This hinge 30 has one piece 31 attached to the door 20 and the other piece 32 attached to the vertical frame member 14 with the shaft 33 arranged between the door 20 and the vertical frame member 14 . (See Figure 2).
Other examples of the hinge 30 include flat hinges, pivot hinges, biaxial hinges, and the like.

In the figure, reference numeral 41 denotes a doorknob for opening and closing the door 20, reference numeral 42 denotes a thumb-turn for locking and unlocking the fully closed door 20, and reference numeral 43 denotes the doorknob 41 and the thumb-turn 42. It is a key mechanism that makes the latch bolt and dead bolt appear and disappear by the operation of .

The characteristic functions and effects of the door 20 (construction panel) and fitting device 1 configured as described above will be described in detail.
In the door 20, since the front side backbone 27 and the back side backbone 28 are separated in the panel thickness direction, the front side backbone 27 and the back side backbone 28 serve as a medium to prevent transmission of vibration and sound. can.
Moreover, due to the difference in shape, mass, thickness, etc. between the front side backbone 27 and the back side backbone 28, the natural frequency of the front side member including the front plate 21 and the front side backbone 27, and the back plate 22 and the back side backbone 28 are included. Since the natural frequency is different from that of the back side member, it is possible to prevent an increase in vibration and sound transmitted in the panel thickness direction due to resonance between the front side member and the back side member.
In addition, the cross section of the front plate 21 and the back plate 22 can be changed by setting the contact areas of the braces 25 and 26, the front side backbone 27 and the back side backbone 28 with respect to the front plate 21 and the back plate 22, and by setting the unique reinforcing piece shape. It is possible to suppress bending in an arcuate shape and to effectively prevent vibration accompanying the bending and resonance between the front plate 21 and the back plate 22 .

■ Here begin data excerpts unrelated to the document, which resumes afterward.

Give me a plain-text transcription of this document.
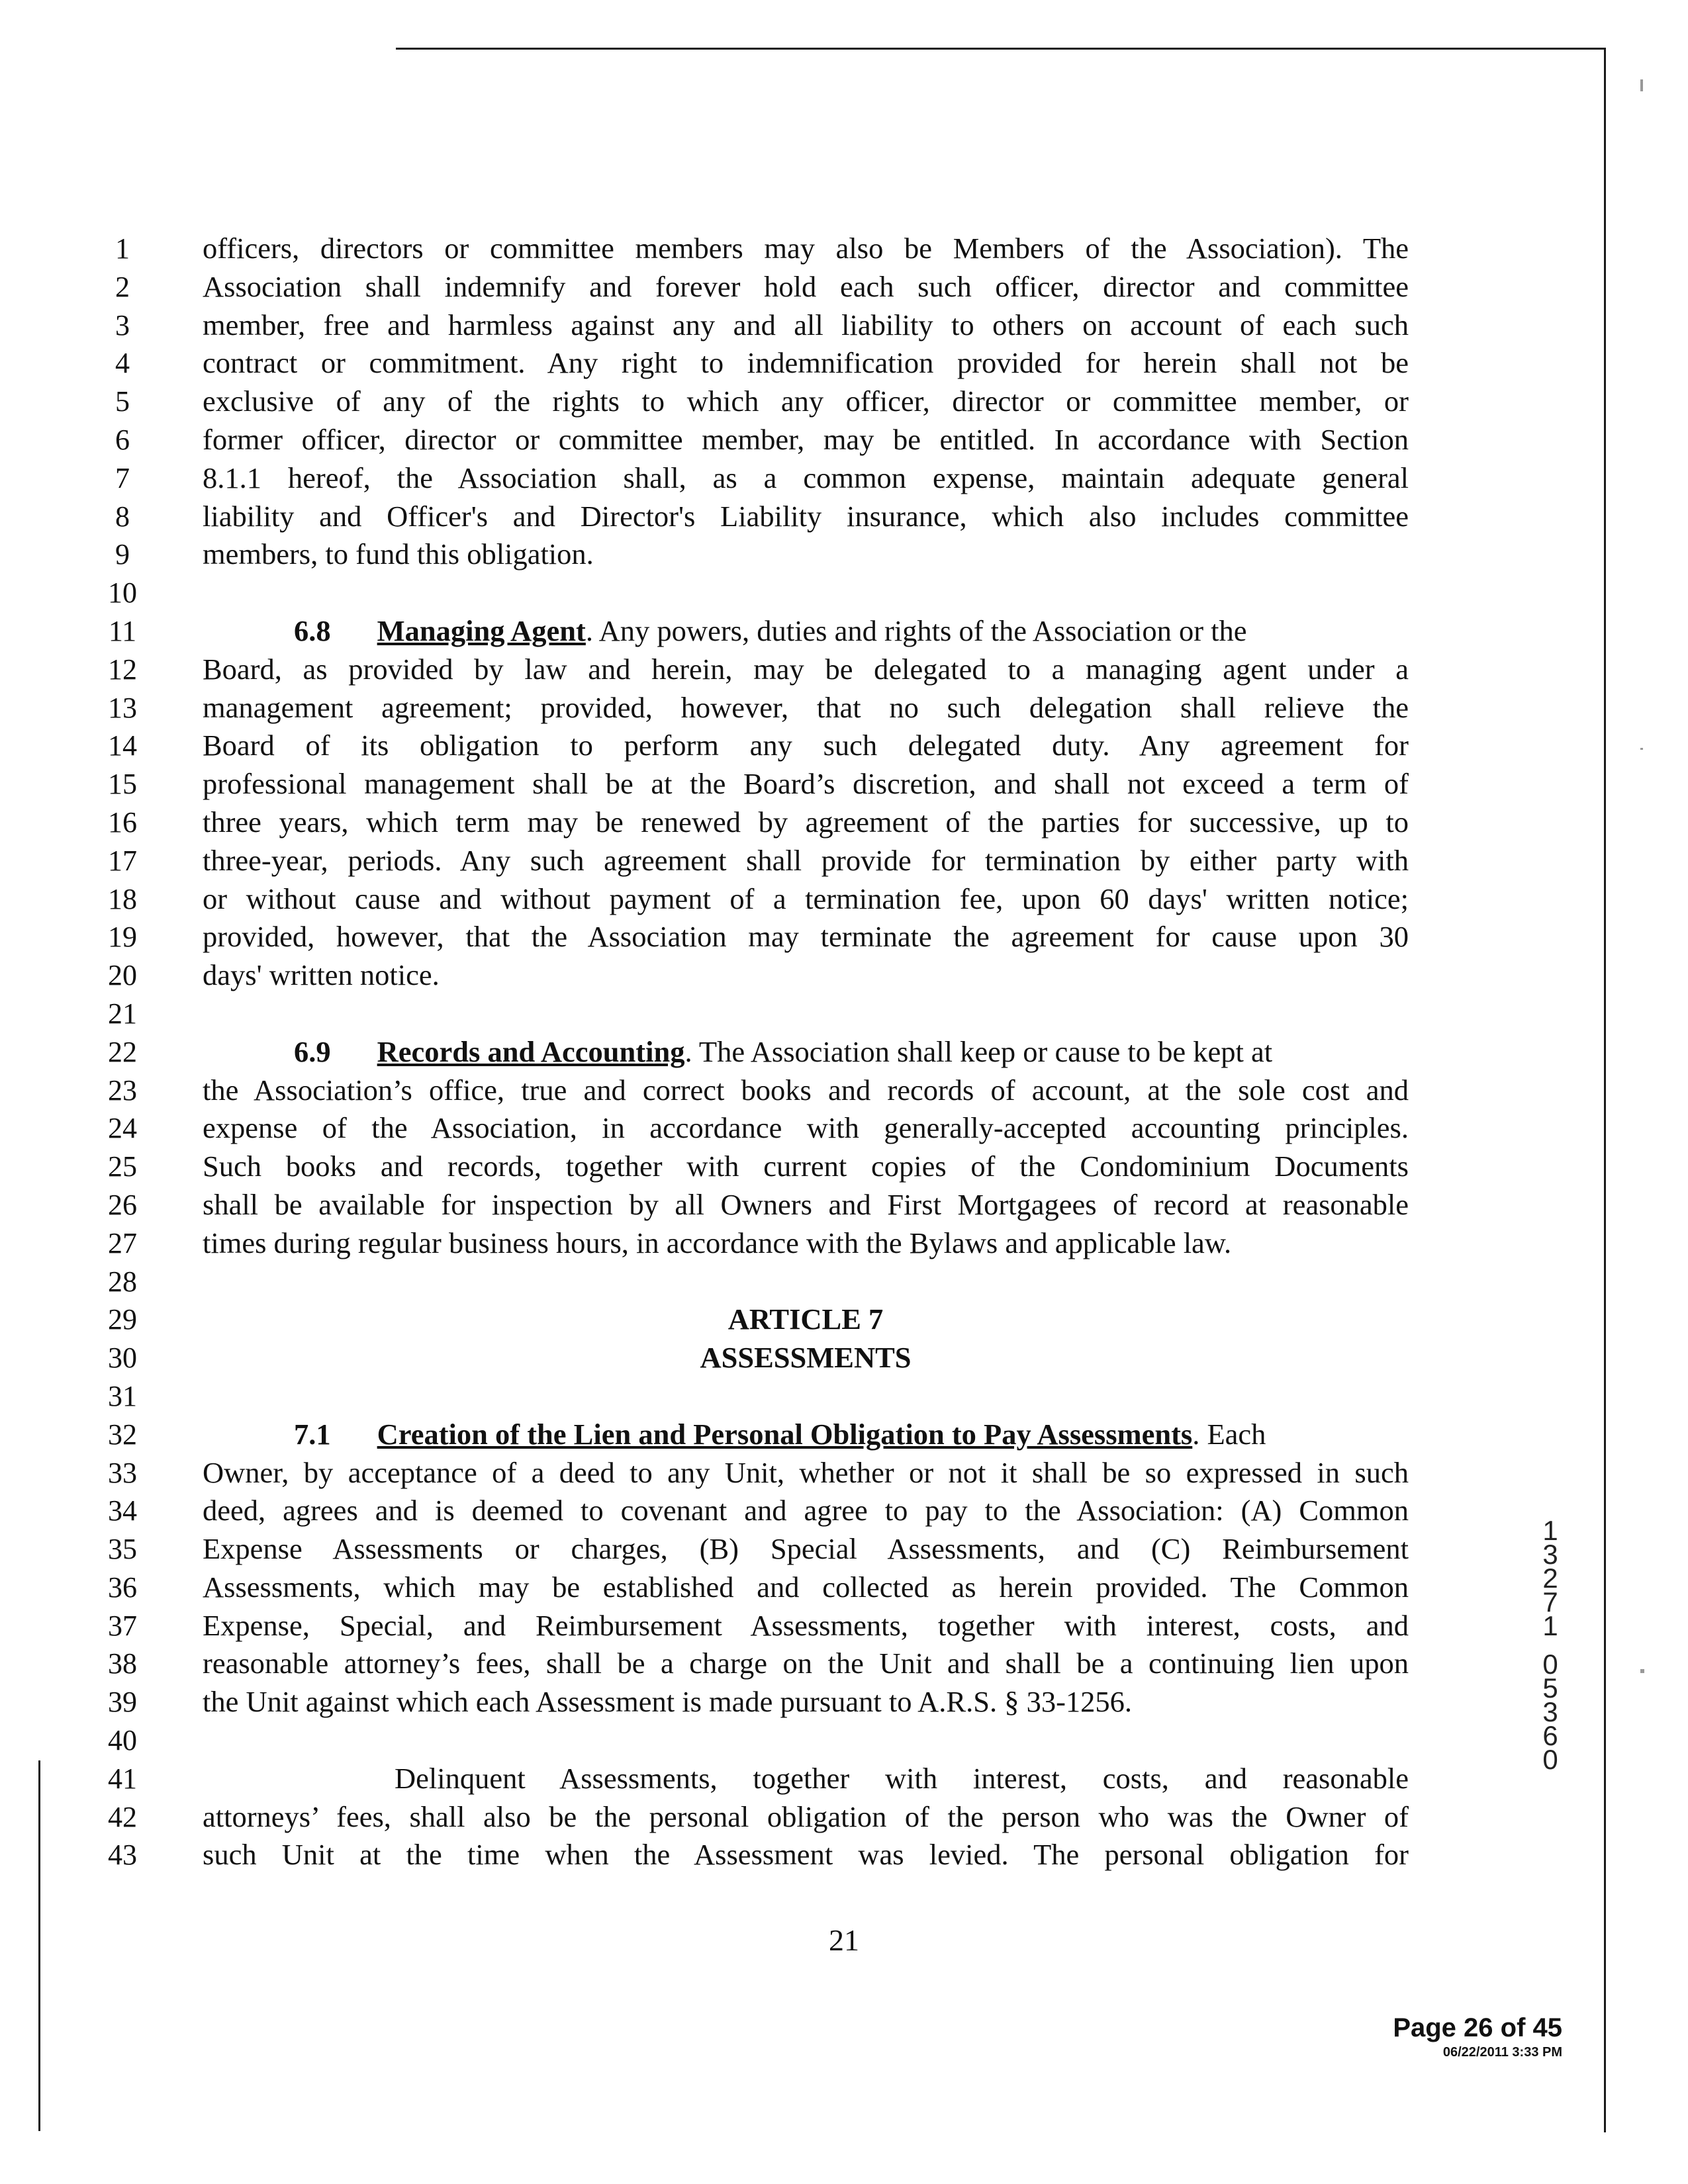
1
2
3
4
5
6
7
8
9
10
11
12
13
14
15
16
17
18
19
20
21
22
23
24
25
26
27
28
29
30
31
32
33
34
35
36
37
38
39
40
41
42
43
officers, directors or committee members may also be Members of the Association). The
Association shall indemnify and forever hold each such officer, director and committee
member, free and harmless against any and all liability to others on account of each such
contract or commitment. Any right to indemnification provided for herein shall not be
exclusive of any of the rights to which any officer, director or committee member, or
former officer, director or committee member, may be entitled. In accordance with Section
8.1.1 hereof, the Association shall, as a common expense, maintain adequate general
liability and Officer's and Director's Liability insurance, which also includes committee
members, to fund this obligation.
6.8 Managing Agent. Any powers, duties and rights of the Association or the
Board, as provided by law and herein, may be delegated to a managing agent under a
management agreement; provided, however, that no such delegation shall relieve the
Board of its obligation to perform any such delegated duty. Any agreement for
professional management shall be at the Board’s discretion, and shall not exceed a term of
three years, which term may be renewed by agreement of the parties for successive, up to
three-year, periods. Any such agreement shall provide for termination by either party with
or without cause and without payment of a termination fee, upon 60 days' written notice;
provided, however, that the Association may terminate the agreement for cause upon 30
days' written notice.
6.9 Records and Accounting. The Association shall keep or cause to be kept at
the Association’s office, true and correct books and records of account, at the sole cost and
expense of the Association, in accordance with generally-accepted accounting principles.
Such books and records, together with current copies of the Condominium Documents
shall be available for inspection by all Owners and First Mortgagees of record at reasonable
times during regular business hours, in accordance with the Bylaws and applicable law.
ARTICLE 7
ASSESSMENTS
7.1 Creation of the Lien and Personal Obligation to Pay Assessments. Each
Owner, by acceptance of a deed to any Unit, whether or not it shall be so expressed in such
deed, agrees and is deemed to covenant and agree to pay to the Association: (A) Common
Expense Assessments or charges, (B) Special Assessments, and (C) Reimbursement
Assessments, which may be established and collected as herein provided. The Common
Expense, Special, and Reimbursement Assessments, together with interest, costs, and
reasonable attorney’s fees, shall be a charge on the Unit and shall be a continuing lien upon
the Unit against which each Assessment is made pursuant to A.R.S. § 33-1256.
Delinquent Assessments, together with interest, costs, and reasonable
attorneys’ fees, shall also be the personal obligation of the person who was the Owner of
such Unit at the time when the Assessment was levied. The personal obligation for
21
Page 26 of 45
06/22/2011 3:33 PM
1
3
2
7
1
0
5
3
6
0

<Example of comparative experiment>
Next, the result of measuring the sound transmission loss under the same conditions for the fitting device 1 including the door 20 having the above configuration and the fitting device including the conventional door will be described. In this experiment, the sound source is placed on one side of the door and the microphone is placed on the other side.

FIG. 5 is a graph and a table showing the sound transmission loss for each ⅓ octave frequency of the fitting device 1 having the door 20 configured as described above.
FIG. 6 is a graph and a table showing the sound transmission loss for each ⅓ octave frequency of a fitting device provided with a conventional door 120, and the upper diagram is a cross-sectional view of the door. The door body 120 replaces the ribs 25 and 26 of the door body 20 with a rib 125 having a U-shaped cross section, and a pair of front side ribs 27 and back side ribs 28 having the same shape as the ribs 125. It is replaced by the bone 127, and both of these strength bones and middle bones connect the front plate and the back plate. In addition, although the above-described core material 29 is provided in the space between the front plate 21 and the back plate 22, its illustration is omitted.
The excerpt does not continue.